Zürich is of course a city of bankers, and there is a lot of money around. Many of the little shops hidden away in the old medieval streets sell the most fabulous jewellery and antiques, at fabulous prices. But it is pretty tasteful - there was little of the vulgar, snobbish conspicuous consumption that makes certain "upscale" destinations elsewhere so unpleasant. The canny Swiss respect the value of money, perhaps?
Staying in a hotel and getting reasonable food, though not exactly cheap was not specially expensive, and it compared well with costs in London, Paris and New York. The city has some very good snack places, and I became a fan of the tubs of bircher muesli which are sold all over the place for a few francs. I also found a large indoor gourmet and organic market under the railway arches near the Zürich West district where there was all kind of locally sourced food. I thought these multicoloured carrots were interesting in their dusky, earthy way.

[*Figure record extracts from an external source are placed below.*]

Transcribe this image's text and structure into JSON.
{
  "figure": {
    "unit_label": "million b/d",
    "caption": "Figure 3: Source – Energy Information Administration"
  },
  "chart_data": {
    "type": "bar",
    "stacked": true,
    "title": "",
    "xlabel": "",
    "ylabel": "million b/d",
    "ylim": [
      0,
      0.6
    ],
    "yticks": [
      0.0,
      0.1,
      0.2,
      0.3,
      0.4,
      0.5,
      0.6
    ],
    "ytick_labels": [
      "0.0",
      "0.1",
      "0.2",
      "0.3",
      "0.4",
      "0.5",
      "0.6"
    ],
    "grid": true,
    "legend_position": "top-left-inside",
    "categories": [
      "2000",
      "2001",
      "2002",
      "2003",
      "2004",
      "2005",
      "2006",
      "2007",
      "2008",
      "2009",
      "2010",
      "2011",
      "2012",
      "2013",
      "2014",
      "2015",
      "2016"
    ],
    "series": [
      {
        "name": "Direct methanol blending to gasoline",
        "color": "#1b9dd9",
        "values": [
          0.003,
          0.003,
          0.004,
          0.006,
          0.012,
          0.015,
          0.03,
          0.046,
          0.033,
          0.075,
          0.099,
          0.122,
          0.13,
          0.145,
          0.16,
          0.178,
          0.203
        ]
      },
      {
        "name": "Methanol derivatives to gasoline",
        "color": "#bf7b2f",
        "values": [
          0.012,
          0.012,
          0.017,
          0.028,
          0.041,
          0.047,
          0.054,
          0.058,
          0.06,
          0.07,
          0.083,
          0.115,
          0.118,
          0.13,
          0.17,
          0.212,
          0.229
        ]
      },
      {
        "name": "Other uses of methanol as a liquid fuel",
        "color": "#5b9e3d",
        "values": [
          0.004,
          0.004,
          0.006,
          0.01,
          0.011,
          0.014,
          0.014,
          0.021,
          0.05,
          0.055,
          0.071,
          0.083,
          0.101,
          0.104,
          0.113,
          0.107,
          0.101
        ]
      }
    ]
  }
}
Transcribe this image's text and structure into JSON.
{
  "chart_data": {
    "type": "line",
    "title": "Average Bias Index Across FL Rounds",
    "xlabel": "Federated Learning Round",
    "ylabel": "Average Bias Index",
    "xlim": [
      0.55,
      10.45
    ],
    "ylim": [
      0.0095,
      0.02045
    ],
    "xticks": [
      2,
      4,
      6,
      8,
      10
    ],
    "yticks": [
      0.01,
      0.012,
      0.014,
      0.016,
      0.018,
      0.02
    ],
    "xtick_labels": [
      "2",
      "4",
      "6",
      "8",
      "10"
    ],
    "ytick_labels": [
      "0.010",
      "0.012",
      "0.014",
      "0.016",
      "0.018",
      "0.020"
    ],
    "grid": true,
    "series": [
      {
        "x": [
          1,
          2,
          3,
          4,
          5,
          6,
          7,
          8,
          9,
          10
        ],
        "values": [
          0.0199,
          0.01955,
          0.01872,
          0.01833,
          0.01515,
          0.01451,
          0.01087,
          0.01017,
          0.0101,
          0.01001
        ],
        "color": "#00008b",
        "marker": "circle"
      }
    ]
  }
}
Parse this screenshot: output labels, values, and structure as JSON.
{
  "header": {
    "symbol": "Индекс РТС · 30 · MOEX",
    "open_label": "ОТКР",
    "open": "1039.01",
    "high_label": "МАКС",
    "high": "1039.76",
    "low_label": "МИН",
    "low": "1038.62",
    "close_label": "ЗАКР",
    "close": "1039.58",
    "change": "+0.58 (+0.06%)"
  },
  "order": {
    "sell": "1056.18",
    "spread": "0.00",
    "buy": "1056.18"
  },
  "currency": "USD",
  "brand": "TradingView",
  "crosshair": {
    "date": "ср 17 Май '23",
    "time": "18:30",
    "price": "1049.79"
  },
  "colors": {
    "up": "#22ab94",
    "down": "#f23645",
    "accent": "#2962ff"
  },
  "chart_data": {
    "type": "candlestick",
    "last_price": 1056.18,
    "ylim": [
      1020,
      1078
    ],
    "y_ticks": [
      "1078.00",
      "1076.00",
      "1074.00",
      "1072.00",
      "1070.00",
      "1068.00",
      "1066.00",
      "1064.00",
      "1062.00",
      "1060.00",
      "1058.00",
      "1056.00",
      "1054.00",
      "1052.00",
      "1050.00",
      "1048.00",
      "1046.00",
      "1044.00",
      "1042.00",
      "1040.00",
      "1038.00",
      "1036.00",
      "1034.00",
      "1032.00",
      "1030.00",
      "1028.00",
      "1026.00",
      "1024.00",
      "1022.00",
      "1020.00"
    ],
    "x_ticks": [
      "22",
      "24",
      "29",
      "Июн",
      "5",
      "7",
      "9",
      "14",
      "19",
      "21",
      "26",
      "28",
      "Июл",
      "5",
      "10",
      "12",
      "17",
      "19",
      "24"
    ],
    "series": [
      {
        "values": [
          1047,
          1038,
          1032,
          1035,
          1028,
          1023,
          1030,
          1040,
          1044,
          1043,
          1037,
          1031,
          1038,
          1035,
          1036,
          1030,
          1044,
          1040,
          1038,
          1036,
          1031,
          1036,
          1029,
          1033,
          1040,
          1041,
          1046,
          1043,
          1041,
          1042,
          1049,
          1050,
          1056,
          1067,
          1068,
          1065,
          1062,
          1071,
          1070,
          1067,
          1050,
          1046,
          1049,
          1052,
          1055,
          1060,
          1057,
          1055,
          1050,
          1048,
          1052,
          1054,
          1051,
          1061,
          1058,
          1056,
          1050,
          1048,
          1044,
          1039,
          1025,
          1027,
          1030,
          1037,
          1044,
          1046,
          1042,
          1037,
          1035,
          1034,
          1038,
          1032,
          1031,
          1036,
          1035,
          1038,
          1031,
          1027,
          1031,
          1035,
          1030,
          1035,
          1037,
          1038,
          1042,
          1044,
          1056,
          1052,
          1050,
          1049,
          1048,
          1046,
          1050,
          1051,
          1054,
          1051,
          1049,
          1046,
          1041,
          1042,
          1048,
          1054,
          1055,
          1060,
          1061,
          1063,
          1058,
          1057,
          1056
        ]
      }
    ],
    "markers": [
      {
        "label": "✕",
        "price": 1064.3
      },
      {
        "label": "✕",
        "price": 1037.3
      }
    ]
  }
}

And here, below, is a little alleyway in the old town, with the spire of the Fraumünster looming above. I enjoyed getting lost in thie medieval section's dark, narrow alleys which usually open into squares and vistas. The Fraumunster has a set of huge Chagall windows which look how his paintings would look if they were lit inside by the sun. It's an exceedingly old church even though, like so many other old places in Switzerland, it has been renovated to look almost new.
As for the scary looking creature at the top of this post, it decorates a large 17th century sleigh which is in the Landesmuseum, an eye catching Gothic building in the centre of the city. I liked the sleigh, though I wouldn't want to own it - I'd feel too much like Cruella de Vil sweeping along through the snow, scattering bankers as I went.